Academic year
José Martínez and Pilar Dellunde
Department of Philosophy
Universitat de Barcelona
Master courses
Module 7. Issues in Contemporary Theoretical and Practical Philosophy
2016-10-05 - 2016-12-21
Wed. 16-19
Facultat de Filosofia, UB - Room 411



The XXth century has seen the development of many logics that deviate from classical logic. The aim of the course is to give an introduction to some important non-classical logics, with special attention to their applications (in philosophy, cognitive science and artificial intelligence).


Structure and Contents:




1. Introduction: classical logic and beyond. A map of non-classical logics.


2. Possible world semantics and its applications:

2.1 Modal logic, deontic logic, epistemic logic.

2.2 Intuitionist logic.


3. Many-valued logic and its applications.

3.1 Three-valued logic: Kleene logics, Lukasiewicz logics, LP.

3.2 Four-valued Logic: FDE.


3.3 Fuzzy logic.



Students will read basic texts on the different topics covered, extracted mostly from the introductory book by Priest “An Introduction to Non-Classical Logic”. In class we will comment on the difficult points of the texts and solve some exercises. Other exercises will be solved by students as weekly assignments.


The course will be evaluated on the basis of participation in class and on the qualifications of the homework assignments.


Learning outcomes:


Students should be able to critically understand central texts in the logic and philosophy of the cognitive sciences in a way that puts them in a position to develop and apply original ideas. 


Students should be able to communicate their knowledge and their arguments to specialized audiences in a clear and articulate way. 


Students should be able to work both independently and in a team, in an international environment. 


Students should be able to identify fallacies and methodological errors in reasoning.


Students should be able to critically engage with the concepts and methods of contemporary non-classical logics.
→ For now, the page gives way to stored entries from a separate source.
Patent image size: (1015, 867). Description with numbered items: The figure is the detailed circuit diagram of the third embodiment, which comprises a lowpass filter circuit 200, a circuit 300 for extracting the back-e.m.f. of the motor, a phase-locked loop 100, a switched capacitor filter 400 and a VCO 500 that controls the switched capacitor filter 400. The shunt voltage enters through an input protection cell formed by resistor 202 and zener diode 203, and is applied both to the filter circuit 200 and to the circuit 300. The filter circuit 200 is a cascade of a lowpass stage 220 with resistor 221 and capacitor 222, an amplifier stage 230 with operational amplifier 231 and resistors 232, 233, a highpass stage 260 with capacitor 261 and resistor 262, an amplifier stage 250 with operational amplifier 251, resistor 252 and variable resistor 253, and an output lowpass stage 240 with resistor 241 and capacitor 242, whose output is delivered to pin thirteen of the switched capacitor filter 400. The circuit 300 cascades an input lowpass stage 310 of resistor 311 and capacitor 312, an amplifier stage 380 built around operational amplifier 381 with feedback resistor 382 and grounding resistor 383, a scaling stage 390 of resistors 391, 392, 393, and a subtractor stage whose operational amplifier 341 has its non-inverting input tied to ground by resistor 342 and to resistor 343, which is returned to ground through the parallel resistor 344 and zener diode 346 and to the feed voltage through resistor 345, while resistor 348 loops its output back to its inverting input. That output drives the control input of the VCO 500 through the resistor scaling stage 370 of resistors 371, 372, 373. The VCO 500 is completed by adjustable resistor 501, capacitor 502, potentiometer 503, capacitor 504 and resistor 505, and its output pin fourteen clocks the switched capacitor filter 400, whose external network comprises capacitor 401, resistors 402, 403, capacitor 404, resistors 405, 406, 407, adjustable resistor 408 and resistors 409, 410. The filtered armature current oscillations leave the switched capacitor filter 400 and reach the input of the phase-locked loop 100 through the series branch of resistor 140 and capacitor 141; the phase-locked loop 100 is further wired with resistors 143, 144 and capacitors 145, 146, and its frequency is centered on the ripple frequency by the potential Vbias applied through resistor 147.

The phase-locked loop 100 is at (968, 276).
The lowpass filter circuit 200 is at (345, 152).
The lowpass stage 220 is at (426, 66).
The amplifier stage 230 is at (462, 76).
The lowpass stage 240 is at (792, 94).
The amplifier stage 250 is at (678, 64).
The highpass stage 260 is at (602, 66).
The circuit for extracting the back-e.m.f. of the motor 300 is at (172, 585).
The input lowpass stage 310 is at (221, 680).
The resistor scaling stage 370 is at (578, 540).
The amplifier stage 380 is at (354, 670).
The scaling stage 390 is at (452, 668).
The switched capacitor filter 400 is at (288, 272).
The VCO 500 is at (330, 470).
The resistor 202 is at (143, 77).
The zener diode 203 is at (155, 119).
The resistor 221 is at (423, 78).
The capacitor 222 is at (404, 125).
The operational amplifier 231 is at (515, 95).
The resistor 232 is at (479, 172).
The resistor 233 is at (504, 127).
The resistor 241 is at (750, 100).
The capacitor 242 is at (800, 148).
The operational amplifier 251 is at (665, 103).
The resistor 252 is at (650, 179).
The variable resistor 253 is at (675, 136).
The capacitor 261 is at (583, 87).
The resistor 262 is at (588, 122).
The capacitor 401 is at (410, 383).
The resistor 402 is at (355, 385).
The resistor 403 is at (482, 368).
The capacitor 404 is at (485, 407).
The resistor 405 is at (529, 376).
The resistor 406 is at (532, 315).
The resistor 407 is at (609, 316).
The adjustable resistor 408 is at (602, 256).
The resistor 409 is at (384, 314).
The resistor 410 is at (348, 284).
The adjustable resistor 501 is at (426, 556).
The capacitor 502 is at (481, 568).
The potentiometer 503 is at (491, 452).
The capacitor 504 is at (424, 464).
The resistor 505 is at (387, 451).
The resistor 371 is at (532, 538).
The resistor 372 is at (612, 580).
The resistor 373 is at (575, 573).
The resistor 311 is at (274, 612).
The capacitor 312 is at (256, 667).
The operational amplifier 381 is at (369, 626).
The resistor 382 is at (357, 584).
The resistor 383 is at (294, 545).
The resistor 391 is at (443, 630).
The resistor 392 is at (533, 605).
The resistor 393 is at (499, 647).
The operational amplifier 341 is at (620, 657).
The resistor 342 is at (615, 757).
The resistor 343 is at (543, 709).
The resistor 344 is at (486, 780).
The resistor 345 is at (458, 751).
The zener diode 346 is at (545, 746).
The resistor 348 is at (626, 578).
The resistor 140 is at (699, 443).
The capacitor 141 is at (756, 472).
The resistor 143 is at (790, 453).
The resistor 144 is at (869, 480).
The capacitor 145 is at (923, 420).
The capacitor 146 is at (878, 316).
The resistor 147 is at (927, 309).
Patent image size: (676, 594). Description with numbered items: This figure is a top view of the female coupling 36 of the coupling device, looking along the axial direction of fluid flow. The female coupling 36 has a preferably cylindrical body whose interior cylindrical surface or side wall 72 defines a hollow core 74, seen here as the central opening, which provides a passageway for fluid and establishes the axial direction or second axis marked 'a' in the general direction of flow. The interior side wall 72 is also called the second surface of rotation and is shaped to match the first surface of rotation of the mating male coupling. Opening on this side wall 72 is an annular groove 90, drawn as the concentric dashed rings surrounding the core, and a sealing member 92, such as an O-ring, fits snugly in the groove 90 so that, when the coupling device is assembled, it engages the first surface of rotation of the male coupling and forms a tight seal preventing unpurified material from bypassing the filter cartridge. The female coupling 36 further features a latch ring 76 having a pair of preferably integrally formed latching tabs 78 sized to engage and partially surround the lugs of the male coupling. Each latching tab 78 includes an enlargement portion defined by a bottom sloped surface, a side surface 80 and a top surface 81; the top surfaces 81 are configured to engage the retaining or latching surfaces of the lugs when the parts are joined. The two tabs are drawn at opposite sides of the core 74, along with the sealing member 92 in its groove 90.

Students should be able to identify and critically engage with the current state of a particular philosophical debate, and form a reasoned view, even if provisional, about it.


Students should be able to critically use specialized terminology in the field of logic and the philosophy of the cognitive sciences.


Students should be able to solve basic problems in the field of non-classical logics.



Students should be able to use different logical systems (classical and non-classical) to represent knowledge. 



Graham Priest, An Introduction to Non-Classical Logic: from If to Is, Cambridge UP, 2008.